The front yards and doorways of Havana's once-graceful boulevards are starting to resemble outdoor flea markets, while much of the commercial property owned by the state remains vacant or underutilized.
Government Sending Mixed Signals
"It's very important to understand that the city of Havana was there when the revolution arrived," says Miguel Coyula, an architect and urban planner in Havana. "So the revolution tried to introduce a new social model, but in the existing city. Sometimes it works; sometimes it doesn't."
Coyula says that when the small businesses were nationalized, much of Havana's commercial space was converted to housing. Now, many homes are doubling as businesses as Cubans set up restaurants and workshops in their living rooms, or rent their yards out as retail space.
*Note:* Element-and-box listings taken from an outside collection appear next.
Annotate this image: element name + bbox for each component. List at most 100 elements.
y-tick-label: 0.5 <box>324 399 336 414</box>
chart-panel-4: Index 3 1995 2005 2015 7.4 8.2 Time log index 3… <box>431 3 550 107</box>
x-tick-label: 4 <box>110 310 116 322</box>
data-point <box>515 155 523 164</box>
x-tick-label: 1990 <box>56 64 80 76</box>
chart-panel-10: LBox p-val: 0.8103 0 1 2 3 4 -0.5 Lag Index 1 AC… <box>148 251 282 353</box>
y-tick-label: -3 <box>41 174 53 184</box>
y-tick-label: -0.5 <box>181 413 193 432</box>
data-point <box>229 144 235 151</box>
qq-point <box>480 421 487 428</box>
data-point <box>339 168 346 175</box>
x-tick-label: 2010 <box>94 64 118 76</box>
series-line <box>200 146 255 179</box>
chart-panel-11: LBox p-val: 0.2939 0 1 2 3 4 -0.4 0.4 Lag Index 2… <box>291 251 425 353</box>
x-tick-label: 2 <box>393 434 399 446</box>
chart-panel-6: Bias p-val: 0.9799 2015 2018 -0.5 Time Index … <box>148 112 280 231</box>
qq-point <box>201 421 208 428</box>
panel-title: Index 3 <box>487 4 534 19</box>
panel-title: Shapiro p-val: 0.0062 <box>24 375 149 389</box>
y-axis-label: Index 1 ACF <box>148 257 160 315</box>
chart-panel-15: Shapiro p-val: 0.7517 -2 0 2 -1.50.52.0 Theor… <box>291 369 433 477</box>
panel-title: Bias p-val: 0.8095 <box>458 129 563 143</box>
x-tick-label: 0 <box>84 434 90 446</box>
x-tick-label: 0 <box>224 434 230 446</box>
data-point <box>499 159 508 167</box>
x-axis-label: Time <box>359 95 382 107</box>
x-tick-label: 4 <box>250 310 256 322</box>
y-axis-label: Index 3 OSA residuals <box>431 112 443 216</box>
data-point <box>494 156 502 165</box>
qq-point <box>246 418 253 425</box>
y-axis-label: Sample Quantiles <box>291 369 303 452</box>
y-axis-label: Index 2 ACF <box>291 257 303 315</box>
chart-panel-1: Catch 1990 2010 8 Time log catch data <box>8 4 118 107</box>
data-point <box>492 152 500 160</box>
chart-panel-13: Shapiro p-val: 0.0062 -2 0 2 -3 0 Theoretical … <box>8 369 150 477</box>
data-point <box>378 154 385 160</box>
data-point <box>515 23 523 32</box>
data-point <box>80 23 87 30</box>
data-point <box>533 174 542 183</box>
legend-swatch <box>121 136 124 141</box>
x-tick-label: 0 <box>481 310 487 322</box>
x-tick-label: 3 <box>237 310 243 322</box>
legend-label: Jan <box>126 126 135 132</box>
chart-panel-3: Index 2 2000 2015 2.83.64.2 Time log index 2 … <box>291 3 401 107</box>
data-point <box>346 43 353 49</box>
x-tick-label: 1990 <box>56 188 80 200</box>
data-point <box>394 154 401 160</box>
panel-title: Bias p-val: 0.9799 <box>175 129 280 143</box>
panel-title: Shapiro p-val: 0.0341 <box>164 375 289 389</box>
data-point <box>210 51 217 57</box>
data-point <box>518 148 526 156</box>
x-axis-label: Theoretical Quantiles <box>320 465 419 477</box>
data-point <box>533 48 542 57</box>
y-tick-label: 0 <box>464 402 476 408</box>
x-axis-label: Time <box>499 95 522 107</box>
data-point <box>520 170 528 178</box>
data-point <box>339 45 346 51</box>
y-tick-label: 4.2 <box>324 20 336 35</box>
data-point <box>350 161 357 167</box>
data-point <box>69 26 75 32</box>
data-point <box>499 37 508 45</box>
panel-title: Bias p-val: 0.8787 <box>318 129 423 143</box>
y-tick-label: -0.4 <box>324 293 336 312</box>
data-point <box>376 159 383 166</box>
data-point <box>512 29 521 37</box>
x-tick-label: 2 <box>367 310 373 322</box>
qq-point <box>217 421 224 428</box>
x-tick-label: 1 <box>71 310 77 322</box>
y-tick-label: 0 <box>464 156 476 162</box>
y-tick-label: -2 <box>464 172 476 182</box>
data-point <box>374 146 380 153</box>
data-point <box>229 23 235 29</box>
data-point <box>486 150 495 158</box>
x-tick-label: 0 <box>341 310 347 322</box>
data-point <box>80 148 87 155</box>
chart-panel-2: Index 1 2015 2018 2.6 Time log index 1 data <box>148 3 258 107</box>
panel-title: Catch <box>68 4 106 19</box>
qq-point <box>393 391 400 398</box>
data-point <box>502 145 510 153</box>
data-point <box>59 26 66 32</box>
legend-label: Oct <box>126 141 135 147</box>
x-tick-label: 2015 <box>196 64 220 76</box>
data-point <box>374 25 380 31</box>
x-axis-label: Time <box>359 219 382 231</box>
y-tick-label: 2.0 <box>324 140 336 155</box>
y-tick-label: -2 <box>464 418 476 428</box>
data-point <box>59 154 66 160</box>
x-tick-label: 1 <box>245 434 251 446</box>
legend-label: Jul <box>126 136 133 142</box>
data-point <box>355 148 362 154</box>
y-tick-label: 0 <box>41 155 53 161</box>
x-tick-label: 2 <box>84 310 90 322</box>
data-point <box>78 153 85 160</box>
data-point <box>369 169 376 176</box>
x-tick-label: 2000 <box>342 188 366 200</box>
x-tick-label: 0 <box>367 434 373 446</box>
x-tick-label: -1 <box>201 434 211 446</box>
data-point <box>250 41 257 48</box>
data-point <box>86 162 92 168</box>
Other vendors wander through parks and neighborhoods — even hospitals and government stores — drawing complaints. The state says it will lease commercial space to the new entrepreneurs, but their businesses are so small it's not clear how they'd fill it.
Shoe repairman Rene Martinez counts out receipts showing what he pays the government to set up a stall in a vacant parking lot near a Havana supermarket. The state charges him about $1 a day, but offers little in return beyond a bare patch of asphalt outside a ruined 1950s-era diner with weeds sprouting from the roof. Some of his fellow vendors have talked about banding together and refusing to pay the daily fee. Martinez says he took home less than 30 cents the day before.
"I thought working here would help me relax, but instead I'm all agitated because of these taxes," Martinez says.
Such are the mixed signals coming from the Cuban government, which seems unsure whether to help the entrepreneurs or regulate them to death. It has limited the range of occupations that self-employed Cubans can perform legally, but it has also encouraged hiring by waiving payroll taxes for business with up to five employees.
Loans and microcredits from state banks are supposedly coming next, and little homemade fliers are starting to appear on doormats and car windshields — the first signs of advertising.